Handmade, Homegrown, Homemade, Heartfelt… Every vendor here has a story. These people really care about the things they grow, craft, and sell, and it’s obvious. But starting a business is hard. The initial investment can be financially restrictive. The market has “categories” and only allows a few vendors to sell in each one. Vendors must apply online providing forms, photos, and proper permitting. Some vendors need insurance, some require permitting by the US Department of Agriculture. Others fall under Cottage Food Laws and the labeling regulations are the biggest requirement. Vendors who only sell at the market can function under the umbrella of the Market’s Business Tax License. The Farmer’s Market has been a blessing for many of these vendors, an easy entry point as they define and refine their concept and grow their customer base.
“We are the business we are today because of the Farmer’s Market,” raves Wendy Johnson from Krazy Kombucha. She dreams of having a brick and mortar business, but the regulations are almost insurmountable. Kombucha, a fermented beverage known for its tangy flavor and gut healing benefits falls under the restrictions of the USDA. To sell her 18 flavors in a stand alone building requires a commercial kitchen, 3 compartment sink, air gap, refrigeration, and a grease trap with a 900-gallon tank. Many vendors can sympathize with these issues. The Farmer’s Market is a savior for these businesses.
As Jim and I hand over the last of his papers, I see a young family sitting on the curb sipping ginger beer slushies. The youngest child gleefully offers a sip to his father. A dog on a leash strains his neck to the child for attention. The father and the man share a smile. A vendor shakes hands with a customer. A woman waves across the street to another woman. People slip out of the sun into the permanent businesses that line the streets. Right here, on this one street, a community has come together to support each other. If downtown is the heart of Lakeland, the pulse here is strong. The ghosts of decades of commerce walk along these same streets and a community of care has flourished along the edges of Munn Park.
“You get to know your customers,” Jim points out. “The exchange is personal and meaningful. We have many businesses that started on these streets and have been able to grow because of relationships made right here!” He begins rattling off businesses. “Patriot Coffee, Born and Bread, The Nectary, Swan Brewing, The Salty Cow…. Even businesses who don’t have their own location have expanded offerings inside of other established Lakeland businesses. Ethos Coffee is inside several coffee shops and restaurants. Honeycomb Bread is featured on some menus, too. There are plenty more.”
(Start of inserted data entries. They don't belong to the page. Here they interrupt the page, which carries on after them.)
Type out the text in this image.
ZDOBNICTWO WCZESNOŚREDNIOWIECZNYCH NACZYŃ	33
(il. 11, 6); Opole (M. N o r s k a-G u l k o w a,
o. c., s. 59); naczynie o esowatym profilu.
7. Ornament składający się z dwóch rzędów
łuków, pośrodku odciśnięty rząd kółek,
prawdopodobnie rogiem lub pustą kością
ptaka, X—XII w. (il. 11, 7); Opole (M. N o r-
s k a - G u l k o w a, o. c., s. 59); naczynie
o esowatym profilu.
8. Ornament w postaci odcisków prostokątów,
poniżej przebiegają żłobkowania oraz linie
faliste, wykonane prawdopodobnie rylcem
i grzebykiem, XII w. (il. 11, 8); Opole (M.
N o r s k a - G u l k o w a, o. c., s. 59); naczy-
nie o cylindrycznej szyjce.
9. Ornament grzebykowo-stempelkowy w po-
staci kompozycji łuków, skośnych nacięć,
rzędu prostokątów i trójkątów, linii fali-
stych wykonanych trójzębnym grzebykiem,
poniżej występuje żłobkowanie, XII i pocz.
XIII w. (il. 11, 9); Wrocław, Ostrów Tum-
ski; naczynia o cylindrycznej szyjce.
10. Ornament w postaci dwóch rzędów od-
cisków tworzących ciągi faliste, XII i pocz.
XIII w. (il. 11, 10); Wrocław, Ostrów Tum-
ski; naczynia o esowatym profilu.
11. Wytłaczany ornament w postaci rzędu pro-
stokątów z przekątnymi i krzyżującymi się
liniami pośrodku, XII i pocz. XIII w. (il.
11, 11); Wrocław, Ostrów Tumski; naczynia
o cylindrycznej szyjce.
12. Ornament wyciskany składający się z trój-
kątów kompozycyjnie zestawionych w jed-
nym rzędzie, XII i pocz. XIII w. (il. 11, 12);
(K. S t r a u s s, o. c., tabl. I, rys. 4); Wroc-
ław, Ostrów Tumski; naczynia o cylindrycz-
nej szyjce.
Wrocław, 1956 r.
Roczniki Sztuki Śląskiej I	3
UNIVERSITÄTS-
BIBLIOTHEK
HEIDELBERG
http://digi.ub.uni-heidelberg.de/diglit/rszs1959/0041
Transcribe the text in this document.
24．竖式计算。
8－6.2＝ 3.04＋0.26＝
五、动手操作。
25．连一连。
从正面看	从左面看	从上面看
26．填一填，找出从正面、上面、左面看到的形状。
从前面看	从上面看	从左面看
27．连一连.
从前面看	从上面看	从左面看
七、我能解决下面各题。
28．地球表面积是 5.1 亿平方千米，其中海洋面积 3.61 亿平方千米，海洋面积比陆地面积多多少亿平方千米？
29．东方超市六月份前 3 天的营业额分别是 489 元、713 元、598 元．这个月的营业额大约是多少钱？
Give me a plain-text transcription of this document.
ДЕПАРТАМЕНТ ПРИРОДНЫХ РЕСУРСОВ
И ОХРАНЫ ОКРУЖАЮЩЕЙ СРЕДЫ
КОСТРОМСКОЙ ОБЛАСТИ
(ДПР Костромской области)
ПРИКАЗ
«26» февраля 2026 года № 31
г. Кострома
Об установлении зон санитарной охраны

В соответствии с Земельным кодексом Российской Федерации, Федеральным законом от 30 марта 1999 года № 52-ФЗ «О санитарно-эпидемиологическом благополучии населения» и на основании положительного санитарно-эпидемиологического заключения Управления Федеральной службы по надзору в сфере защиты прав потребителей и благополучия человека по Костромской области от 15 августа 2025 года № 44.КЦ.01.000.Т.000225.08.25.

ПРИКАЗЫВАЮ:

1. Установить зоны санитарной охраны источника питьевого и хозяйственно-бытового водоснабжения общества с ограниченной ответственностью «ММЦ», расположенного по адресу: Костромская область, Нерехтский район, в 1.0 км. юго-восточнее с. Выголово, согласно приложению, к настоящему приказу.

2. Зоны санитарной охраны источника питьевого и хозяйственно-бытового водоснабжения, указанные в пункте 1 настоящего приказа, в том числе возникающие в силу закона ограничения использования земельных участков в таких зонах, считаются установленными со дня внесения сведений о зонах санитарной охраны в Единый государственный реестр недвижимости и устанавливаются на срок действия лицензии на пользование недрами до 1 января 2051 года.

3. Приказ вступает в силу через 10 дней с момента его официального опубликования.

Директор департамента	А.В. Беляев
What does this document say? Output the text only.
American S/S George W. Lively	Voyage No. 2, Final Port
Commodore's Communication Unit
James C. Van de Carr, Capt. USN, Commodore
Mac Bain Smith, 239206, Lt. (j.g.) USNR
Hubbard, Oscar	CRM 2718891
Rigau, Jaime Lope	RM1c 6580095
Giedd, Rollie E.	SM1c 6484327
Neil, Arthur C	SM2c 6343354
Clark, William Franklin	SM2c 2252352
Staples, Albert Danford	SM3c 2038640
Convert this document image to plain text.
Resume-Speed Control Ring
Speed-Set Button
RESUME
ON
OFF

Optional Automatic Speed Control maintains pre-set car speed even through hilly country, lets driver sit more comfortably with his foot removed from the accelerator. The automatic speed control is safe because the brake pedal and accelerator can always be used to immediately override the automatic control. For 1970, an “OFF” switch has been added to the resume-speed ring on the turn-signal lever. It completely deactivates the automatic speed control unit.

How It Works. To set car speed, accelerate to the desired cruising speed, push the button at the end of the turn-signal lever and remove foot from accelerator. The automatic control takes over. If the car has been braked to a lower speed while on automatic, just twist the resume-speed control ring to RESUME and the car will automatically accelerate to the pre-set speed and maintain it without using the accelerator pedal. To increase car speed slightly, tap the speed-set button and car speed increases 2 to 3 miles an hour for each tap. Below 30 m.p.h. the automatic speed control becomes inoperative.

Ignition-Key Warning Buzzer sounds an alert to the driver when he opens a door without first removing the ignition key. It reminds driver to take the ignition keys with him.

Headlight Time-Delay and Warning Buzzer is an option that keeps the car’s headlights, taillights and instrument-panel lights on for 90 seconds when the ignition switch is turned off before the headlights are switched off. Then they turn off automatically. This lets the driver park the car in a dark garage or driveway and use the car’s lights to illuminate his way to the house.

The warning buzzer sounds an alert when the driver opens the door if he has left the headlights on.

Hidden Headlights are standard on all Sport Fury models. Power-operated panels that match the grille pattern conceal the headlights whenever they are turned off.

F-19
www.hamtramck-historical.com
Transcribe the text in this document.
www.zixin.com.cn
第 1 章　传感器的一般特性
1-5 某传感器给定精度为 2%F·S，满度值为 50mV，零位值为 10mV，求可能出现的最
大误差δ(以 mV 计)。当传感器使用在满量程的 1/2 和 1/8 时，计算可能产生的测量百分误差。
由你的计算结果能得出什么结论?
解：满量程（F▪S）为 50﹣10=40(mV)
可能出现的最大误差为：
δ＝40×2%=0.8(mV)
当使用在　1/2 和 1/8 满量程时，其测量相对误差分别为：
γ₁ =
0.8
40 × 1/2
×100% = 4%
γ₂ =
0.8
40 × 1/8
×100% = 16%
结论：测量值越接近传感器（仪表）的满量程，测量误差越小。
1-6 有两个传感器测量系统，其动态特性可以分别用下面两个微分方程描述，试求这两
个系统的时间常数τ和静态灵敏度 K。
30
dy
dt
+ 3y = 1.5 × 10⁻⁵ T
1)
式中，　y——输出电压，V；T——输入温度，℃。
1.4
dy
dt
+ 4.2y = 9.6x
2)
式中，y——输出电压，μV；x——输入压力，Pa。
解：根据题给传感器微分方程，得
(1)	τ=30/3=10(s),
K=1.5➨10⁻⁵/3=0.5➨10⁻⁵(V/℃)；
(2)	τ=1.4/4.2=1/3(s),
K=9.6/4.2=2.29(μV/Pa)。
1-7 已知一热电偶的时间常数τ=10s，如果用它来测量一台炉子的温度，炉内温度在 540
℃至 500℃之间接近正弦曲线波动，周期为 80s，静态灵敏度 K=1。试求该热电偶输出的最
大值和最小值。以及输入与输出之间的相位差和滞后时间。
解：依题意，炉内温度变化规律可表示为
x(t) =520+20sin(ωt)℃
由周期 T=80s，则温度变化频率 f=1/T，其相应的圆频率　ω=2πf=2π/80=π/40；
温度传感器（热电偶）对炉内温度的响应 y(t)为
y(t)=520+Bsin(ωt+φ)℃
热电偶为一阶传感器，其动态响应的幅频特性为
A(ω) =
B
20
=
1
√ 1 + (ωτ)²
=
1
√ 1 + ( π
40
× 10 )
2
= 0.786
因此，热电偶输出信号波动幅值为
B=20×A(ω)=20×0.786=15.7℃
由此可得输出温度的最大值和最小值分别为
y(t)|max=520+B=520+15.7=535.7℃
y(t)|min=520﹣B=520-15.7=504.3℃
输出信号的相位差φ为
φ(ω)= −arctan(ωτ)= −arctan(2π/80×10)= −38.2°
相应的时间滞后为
The original City Market sits forever in history on the dusty, fragile historical map in the Lakeland Historical Archives Room at the Lakeland Public Library. The Market sat on “the other side of the tracks”, to the north of the original passenger station. To the south were the permanent stores, the higher end goods and the fancier clothing. Today, the Downtown Farmers Curb Market crosses these same tracks populating the street both north and south. Perhaps this is just coincidence or perhaps this is a beautiful representation of how meaningful commerce can tie together lives, build bridges over boundaries and cultivate care throughout cities.